ファクタリングによる資金調達の疑問|返済方法とは?


資金調達をしたら返済をしなければならない、と思っている方も多いのではありませんか?確かに融資による資金調達をした場合には、返済をしなければなりません。しかし資金調達のすべてが融資とは限りません。融資ではないタイプの資金調達もあるのです。

例えば株式発行による資金調達は出資ということになり、返済不要の資金調達となります。出資の場合は、資金の見返りとして株式を発行しているので返済をする必要はありません。

今回はファクタリングによる資金調達の返済方法についてお伝えします。
そもそもファクタリングは返済が必要になるのでしょうか?
返済が必要でない場合には、ファクタリング業者はどのような見返りを求めているのでしょうか?

ファクタリングによる資金調達を計画している方は必見です。

ファクタリングは返済の必要なし|その理由とは?

・ファクタリングは売掛金の売却である

そもそも融資ではありません。
融資であれば、返済をしなければなりません。融資は金融業者が返済を求めており、利息で利益を得ているのです。

一方でファクタリングとはどういったものでしょうか?
売掛金を売却するものです。要は資金の見返りは売掛金ということになるのです。売掛金の所有権をファクタリング業者が獲得することで、資金提供の見返りを渡したことになります。よって返済は必要ない、ということになるわけです。

ただしファクタリングの場合は、返済のような状況が生まれます。少し特殊な資金調達なので、もう少し詳しく解説する必要があるでしょう。

返済は必要ないが資金を業者に振り込む必要が出てくることも

ファクタリングには「2社間取引」と「3社間取引」があります。どちらの取引方法を選択するかで、業者への売掛金の支払いが大きく異なってくるのです。
こちらでは2社間取引と3社間取引に分けて、それぞれの売掛金の支払い方法をお伝えします。

・2社間取引の業者への支払方法(返済方法)

2社間取引の場合は、売掛先から一旦売掛金を自社が回収します。そして売掛金をファクタリング業者へ振り込むことで支払うのです。
本来であれば返済ではないのですが、返済に近いような手続きを踏むことになります。

2社間取引に関しては、売掛先にファクタリングを利用したことは通知されません。よって自社で売掛金を回収しなければならないのです。
しかし売掛金の額面以上の金額をファクタリング業者に支払う必要はありません。入金された金額をそのままファクタリング業者へ振り込めば手続きは完了となります。

・3社間取引の業者への支払方法(返済方法)

3社間取引の場合は、売掛金の回収をする必要はありません。
売掛先から直接ファクタリング業者へ振込があるのです。よって自社が支払いに関わることはありません。支払い時の手続きという面では、3社間取引は非常にシンプルなのです。

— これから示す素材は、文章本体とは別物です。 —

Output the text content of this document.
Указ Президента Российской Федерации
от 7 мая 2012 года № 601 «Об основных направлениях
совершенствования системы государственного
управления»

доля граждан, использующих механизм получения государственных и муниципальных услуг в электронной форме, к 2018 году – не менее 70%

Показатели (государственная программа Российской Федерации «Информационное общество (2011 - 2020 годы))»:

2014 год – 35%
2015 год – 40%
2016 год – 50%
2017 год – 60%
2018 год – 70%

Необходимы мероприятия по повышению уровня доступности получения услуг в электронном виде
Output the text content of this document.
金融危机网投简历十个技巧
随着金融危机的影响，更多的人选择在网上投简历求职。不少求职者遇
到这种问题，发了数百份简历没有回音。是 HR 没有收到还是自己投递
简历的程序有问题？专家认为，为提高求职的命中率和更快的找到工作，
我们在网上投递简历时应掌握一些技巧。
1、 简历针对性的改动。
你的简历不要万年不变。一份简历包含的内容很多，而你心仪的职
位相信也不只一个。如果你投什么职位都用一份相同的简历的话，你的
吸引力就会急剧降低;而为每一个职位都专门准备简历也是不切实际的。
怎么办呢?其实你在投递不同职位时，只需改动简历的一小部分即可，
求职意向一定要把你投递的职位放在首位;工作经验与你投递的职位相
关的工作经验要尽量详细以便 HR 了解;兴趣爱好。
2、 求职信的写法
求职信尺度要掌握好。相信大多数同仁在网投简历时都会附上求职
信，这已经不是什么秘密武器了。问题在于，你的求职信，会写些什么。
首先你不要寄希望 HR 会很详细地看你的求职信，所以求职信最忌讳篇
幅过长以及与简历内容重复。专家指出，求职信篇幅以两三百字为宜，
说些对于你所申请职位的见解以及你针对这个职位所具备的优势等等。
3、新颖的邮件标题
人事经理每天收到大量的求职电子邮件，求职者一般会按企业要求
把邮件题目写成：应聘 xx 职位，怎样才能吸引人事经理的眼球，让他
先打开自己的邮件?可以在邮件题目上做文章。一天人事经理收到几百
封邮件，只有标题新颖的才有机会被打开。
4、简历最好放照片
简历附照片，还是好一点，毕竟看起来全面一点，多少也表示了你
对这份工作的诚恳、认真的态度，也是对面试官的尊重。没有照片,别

しかしファクタリングを利用する時に、売掛金を譲渡する旨が取引先に伝えられることになります。伝えられなければ、業者への直接振り込みはできません。
ファクタリングの利用が通知されることになると、取引先からの信用を失う可能性もあるのです。リスクのある取引方法である、と覚えておきましょう。

売掛金が支払われなかったらどうなるのか?

ファクタリングによる資金調達の場合には返済が必要ない、とここまで述べてきました。
しかし大きな問題があります。そもそも売掛金は100%入金が確約されているわけではありません。貸倒れる可能性もあるのです。

もしも売掛金が貸倒れてしまった場合には、自社が返済をしなければならないのでしょうか?それとも貸倒れ時も返済をする必要はないのでしょうか?

・償還請求権の有無で対応が異なってくる

・償還請求権あり・・・貸倒れた場合は自社が代わりに支払わなければならない
・償還請求権なし(ノンリコース)・・・貸倒れた場合も支払う必要はない

契約時に償還請求権の取り扱いについてはしっかりと調べておかなければなりません。
償還請求権がありに設定されている場合には、貸倒れ時に対応をしなければなりません。代わりに支払いを行わなければならないのです。大きなリスクのある取引方法と言っても過言ではありません。
仮に償還請求権ありに設定されているファクタリングを契約する場合には、貸し倒れする確率が極めて低いと考えられる企業の売掛金を利用しましょう。

一方でリスクが低くなっているのが償還請求権なし(ノンリコース)です。
償還請求権がないので、仮に貸倒れてしまったとしても、自社が代わりに返済する必要はありません。貸倒れた場合のリスクがないのです。

最近では償還請求権なし(ノンリコース)のファクタリング契約を結べる業者も多くなってきました。ただし業者側としても償還請求権なし(ノンリコース)にはリスクがあります。償還請求権ありの契約と比較して、手数料が高めに設定されていることもあるので注意してください。